L'histoire de Minik est poignante. Au siècle dernier, notre monde, prétendument civilisé, révèle soudain "au nom de la science" son envers colonialiste, corrompu, destructeur.
En 1897, le jeune Minik accompagne son père et quatre Esquimaux Polaires du Groenland, qui ont accepté l'invitation de l'illustre explorateur américain Peary, sur le point de conquérir le "pôle" Nord. Quatre des invités de l'American Museum of Natural History, de New York, vont bientôt mourir de tuberculose foudroyante et l'orphelin Minik, âgé de huit ans, sera adopté par un administrateur du Muséum et élevé comme un petit Yankee. Son tuteur perdra son poste en raison de graves escroqueries, dans un contexte de malversations de grande ampleur.

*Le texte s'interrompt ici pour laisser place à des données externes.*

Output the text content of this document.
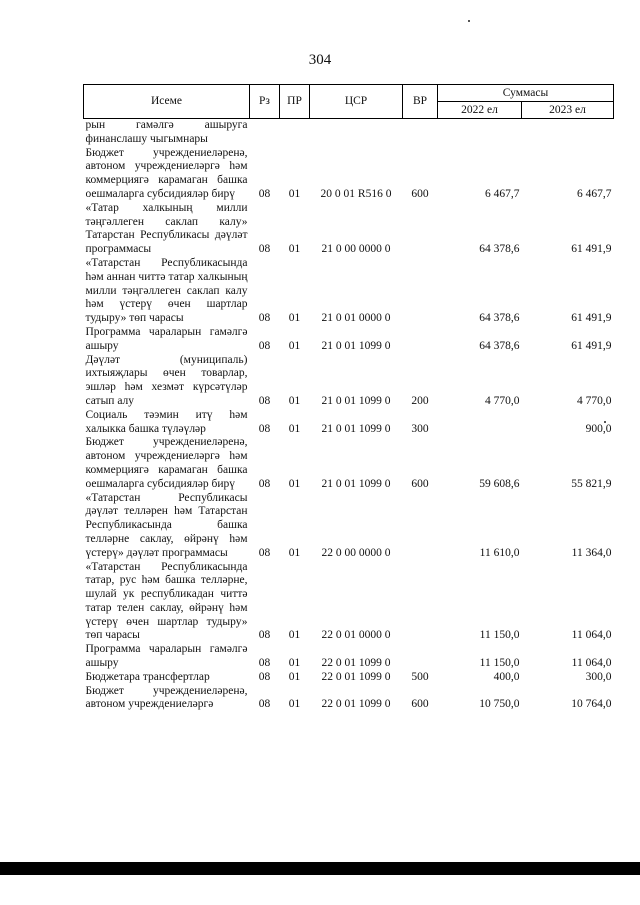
304
Исеме	Рз	ПР	ЦСР	ВР	Суммасы	
					2022 ел	2023 ел
рын гамәлгә ашыруга финанслашу чыгымнары						
Бюджет учреждениеләренә, автоном учреждениеләргә һәм коммерциягә карамаган башка оешмаларга субсидияләр бирү	08	01	20 0 01 R516 0	600	6 467,7	6 467,7
«Татар халкының милли тәңгәллеген саклап калу» Татарстан Республикасы дәүләт программасы	08	01	21 0 00 0000 0		64 378,6	61 491,9
«Татарстан Республикасында һәм аннан читтә татар халкының милли тәңгәллеген саклап калу һәм үстерү өчен шартлар тудыру» төп чарасы	08	01	21 0 01 0000 0		64 378,6	61 491,9
Программа чараларын гамәлгә ашыру	08	01	21 0 01 1099 0		64 378,6	61 491,9
Дәүләт (муниципаль) ихтыяҗлары өчен товарлар, эшләр һәм хезмәт күрсәтүләр сатып алу	08	01	21 0 01 1099 0	200	4 770,0	4 770,0
Социаль тәэмин итү һәм халыкка башка түләүләр	08	01	21 0 01 1099 0	300		900,0
Бюджет учреждениеләренә, автоном учреждениеләргә һәм коммерциягә карамаган башка оешмаларга субсидияләр бирү	08	01	21 0 01 1099 0	600	59 608,6	55 821,9
«Татарстан Республикасы дәүләт телләрен һәм Татарстан Республикасында башка телләрне саклау, өйрәнү һәм үстерү» дәүләт программасы	08	01	22 0 00 0000 0		11 610,0	11 364,0
«Татарстан Республикасында татар, рус һәм башка телләрне, шулай ук республикадан читтә татар телен саклау, өйрәнү һәм үстерү өчен шартлар тудыру» төп чарасы	08	01	22 0 01 0000 0		11 150,0	11 064,0
Программа чараларын гамәлгә ашыру	08	01	22 0 01 1099 0		11 150,0	11 064,0
Бюджетара трансфертлар	08	01	22 0 01 1099 0	500	400,0	300,0
Бюджет учреждениеләренә, автоном учреждениеләргә	08	01	22 0 01 1099 0	600	10 750,0	10 764,0
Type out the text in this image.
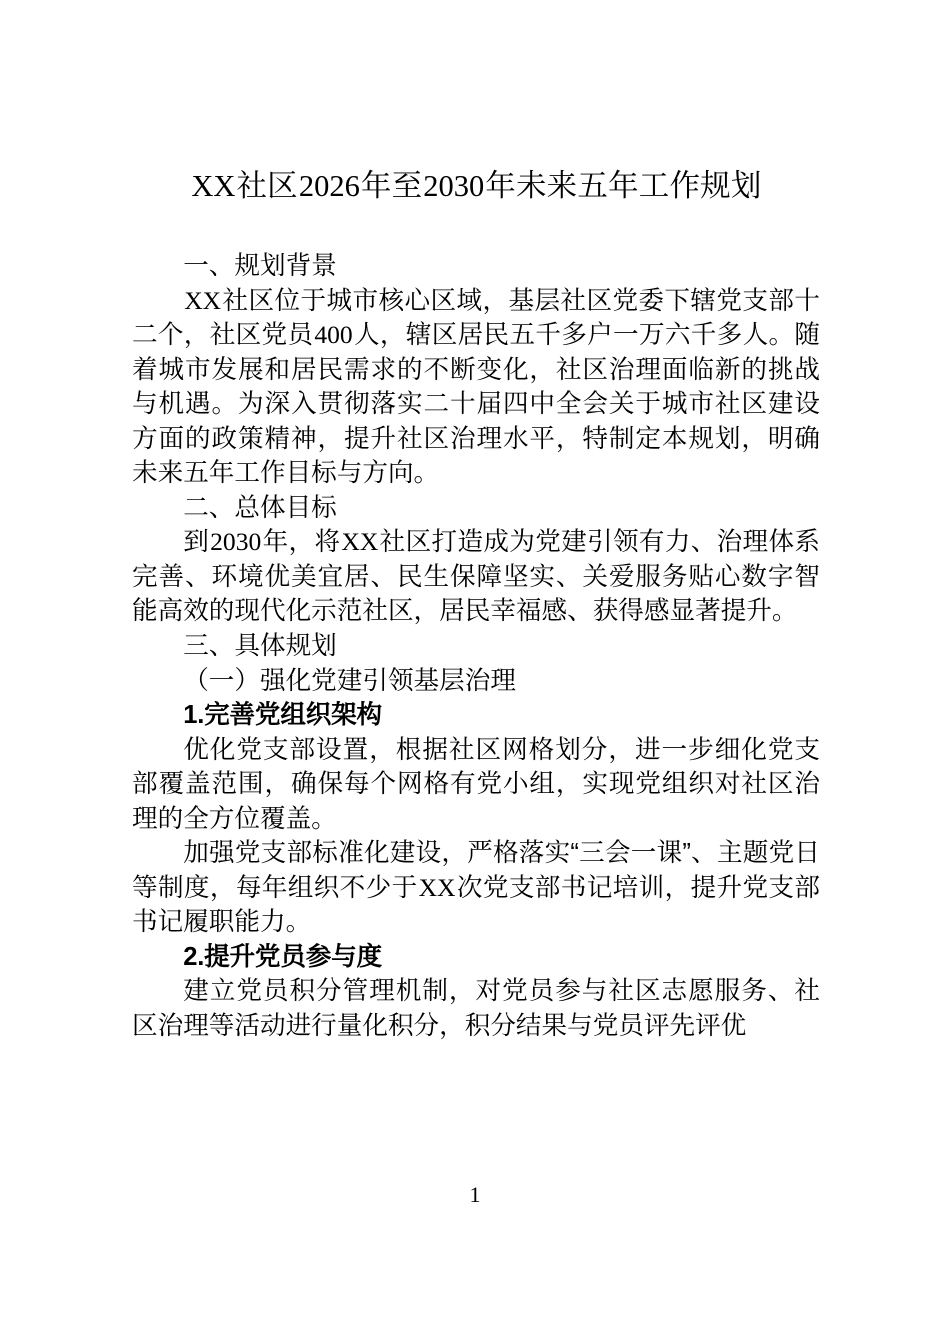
XX社区2026年至2030年未来五年工作规划

一、规划背景

XX社区位于城市核心区域，基层社区党委下辖党支部十二个，社区党员400人，辖区居民五千多户一万六千多人。随着城市发展和居民需求的不断变化，社区治理面临新的挑战与机遇。为深入贯彻落实二十届四中全会关于城市社区建设方面的政策精神，提升社区治理水平，特制定本规划，明确未来五年工作目标与方向。

二、总体目标

到2030年，将XX社区打造成为党建引领有力、治理体系完善、环境优美宜居、民生保障坚实、关爱服务贴心数字智能高效的现代化示范社区，居民幸福感、获得感显著提升。

三、具体规划

（一）强化党建引领基层治理

1.完善党组织架构

优化党支部设置，根据社区网格划分，进一步细化党支部覆盖范围，确保每个网格有党小组，实现党组织对社区治理的全方位覆盖。

加强党支部标准化建设，严格落实“三会一课”、主题党日等制度，每年组织不少于XX次党支部书记培训，提升党支部书记履职能力。

2.提升党员参与度

建立党员积分管理机制，对党员参与社区志愿服务、社区治理等活动进行量化积分，积分结果与党员评先评优

1
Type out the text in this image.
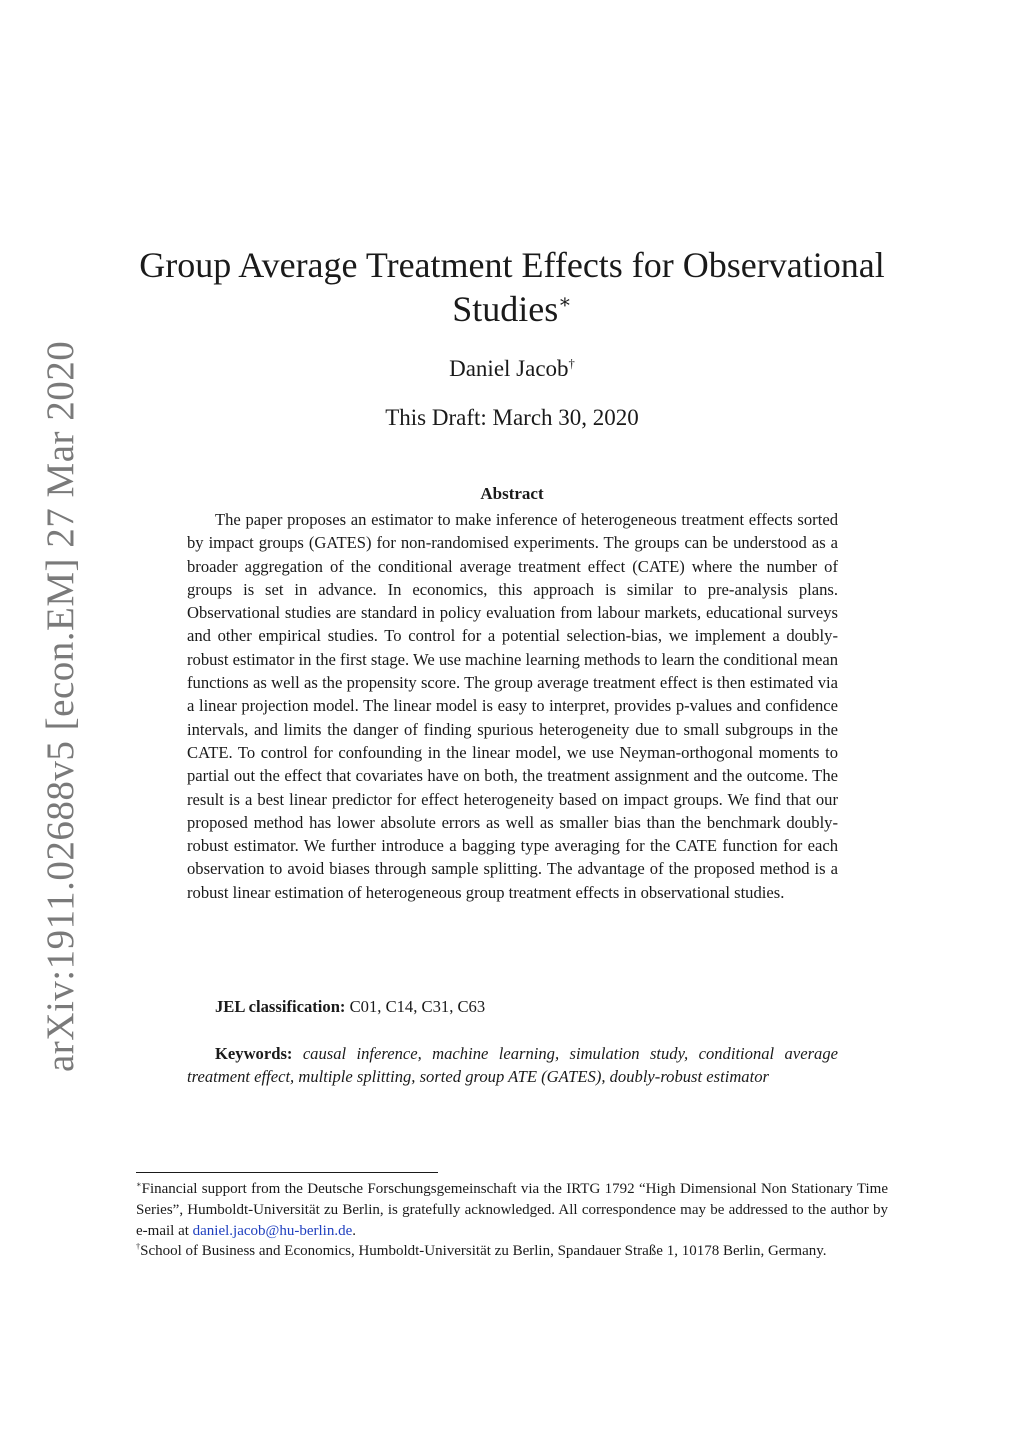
arXiv:1911.02688v5 [econ.EM] 27 Mar 2020
Group Average Treatment Effects for Observational
Studies∗
Daniel Jacob†
This Draft: March 30, 2020
Abstract

The paper proposes an estimator to make inference of heterogeneous treatment effects sorted by impact groups (GATES) for non-randomised experiments. The groups can be understood as a broader aggregation of the conditional average treatment effect (CATE) where the number of groups is set in advance. In economics, this approach is similar to pre-analysis plans. Observational studies are standard in policy evaluation from labour markets, educational surveys and other empirical studies. To control for a potential selection-bias, we implement a doubly-robust estimator in the first stage. We use machine learning methods to learn the conditional mean functions as well as the propensity score. The group average treatment effect is then estimated via a linear projection model. The linear model is easy to interpret, provides p-values and confidence intervals, and limits the danger of finding spurious heterogeneity due to small subgroups in the CATE. To control for confounding in the linear model, we use Neyman-orthogonal moments to partial out the effect that covariates have on both, the treatment assignment and the outcome. The result is a best linear predictor for effect heterogeneity based on impact groups. We find that our proposed method has lower absolute errors as well as smaller bias than the benchmark doubly-robust estimator. We further introduce a bagging type averaging for the CATE function for each observation to avoid biases through sample splitting. The advantage of the proposed method is a robust linear estimation of heterogeneous group treatment effects in observational studies.

JEL classification: C01, C14, C31, C63

Keywords: causal inference, machine learning, simulation study, conditional average treatment effect, multiple splitting, sorted group ATE (GATES), doubly-robust estimator

∗Financial support from the Deutsche Forschungsgemeinschaft via the IRTG 1792 “High Dimensional Non Stationary Time Series”, Humboldt-Universität zu Berlin, is gratefully acknowledged. All correspondence may be addressed to the author by e-mail at daniel.jacob@hu-berlin.de.

†School of Business and Economics, Humboldt-Universität zu Berlin, Spandauer Straße 1, 10178 Berlin, Germany.
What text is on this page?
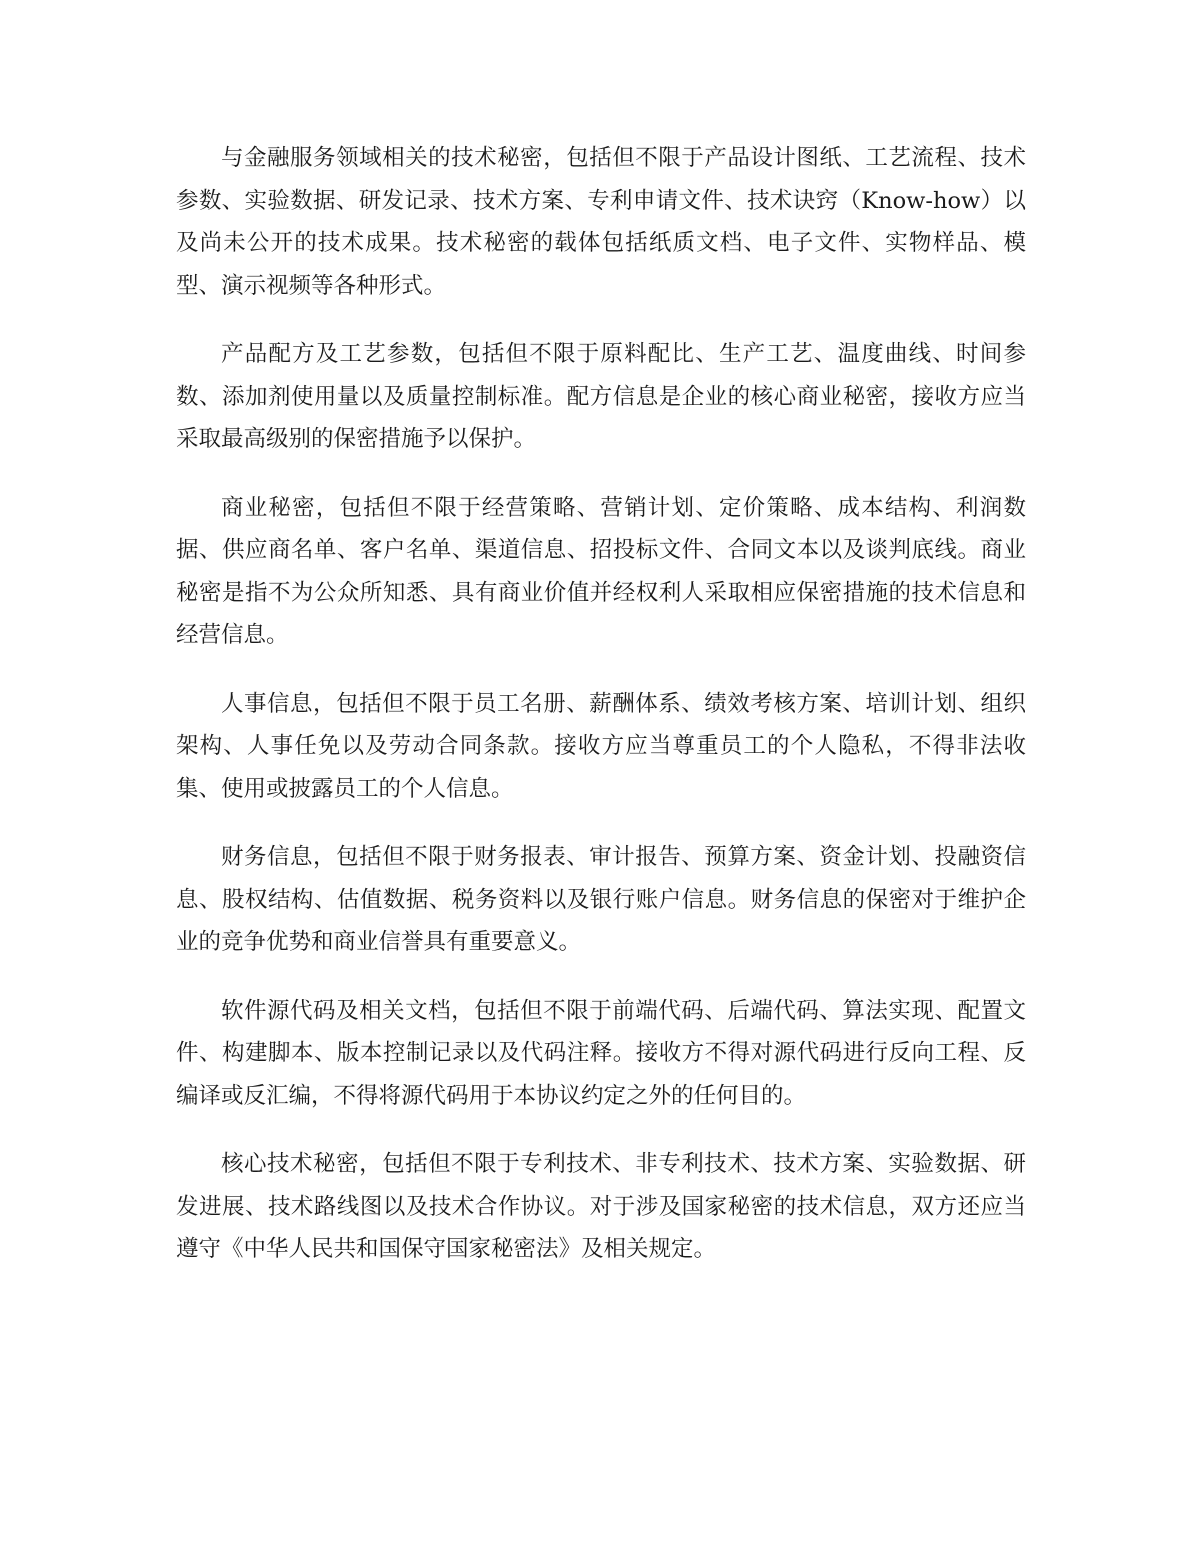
与金融服务领域相关的技术秘密，包括但不限于产品设计图纸、工艺流程、技术参数、实验数据、研发记录、技术方案、专利申请文件、技术诀窍（Know-how）以及尚未公开的技术成果。技术秘密的载体包括纸质文档、电子文件、实物样品、模型、演示视频等各种形式。

产品配方及工艺参数，包括但不限于原料配比、生产工艺、温度曲线、时间参数、添加剂使用量以及质量控制标准。配方信息是企业的核心商业秘密，接收方应当采取最高级别的保密措施予以保护。

商业秘密，包括但不限于经营策略、营销计划、定价策略、成本结构、利润数据、供应商名单、客户名单、渠道信息、招投标文件、合同文本以及谈判底线。商业秘密是指不为公众所知悉、具有商业价值并经权利人采取相应保密措施的技术信息和经营信息。

人事信息，包括但不限于员工名册、薪酬体系、绩效考核方案、培训计划、组织架构、人事任免以及劳动合同条款。接收方应当尊重员工的个人隐私，不得非法收集、使用或披露员工的个人信息。

财务信息，包括但不限于财务报表、审计报告、预算方案、资金计划、投融资信息、股权结构、估值数据、税务资料以及银行账户信息。财务信息的保密对于维护企业的竞争优势和商业信誉具有重要意义。

软件源代码及相关文档，包括但不限于前端代码、后端代码、算法实现、配置文件、构建脚本、版本控制记录以及代码注释。接收方不得对源代码进行反向工程、反编译或反汇编，不得将源代码用于本协议约定之外的任何目的。

核心技术秘密，包括但不限于专利技术、非专利技术、技术方案、实验数据、研发进展、技术路线图以及技术合作协议。对于涉及国家秘密的技术信息，双方还应当遵守《中华人民共和国保守国家秘密法》及相关规定。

Abandonné, Minik va connaître, avec son unique protecteur déchu, une vie misérable. Son tuteur lui apprendra la vertu du ressentiment. C'est alors que Minik découvrira, dans une vitrine du Muséum, le squelette étiqueté de son père dont il croyait pourtant avoir assisté aux funérailles. Cette découverte brutale, révélatrice d'un odieux simulacre d'enterrement, au Muséum même, en cet établissement illustre, devant tous les scientifiques, bouleversera le jeune garçon.
Sa haine pour l'establishment new-yorkais et surtout pour Peary, dont les titres de conquérant du Pôle font l'objet de vives polémiques, va s'amplifier et il n'hésitera pas à alerter la presse. Minik sera renvoyé au Groenland par Peary lui-même, très inquiet. Mais faute de connaître la langue des siens, il s'y sentira aussi étranger qu'en Amérique. A 28 ans, de retour aux Etats-Unis, dans une famille de braves bûcherons du New Hampshire qui l'avaient pris en amitié, il mourra, solitaire, de la grippe espagnole.
Minik, l'Esquimau déraciné paraît en France au moment même où le président de la République décide la création, à Paris, d'un grand musée des Arts premiers et des Civilisations. L'opinion découvrira enfin la philosophie complexe de ces peuples primordiaux dont le concours est essentiel pour assurer la fragile harmonie de notre planète. Il sera enfin possible de repenser l'universel.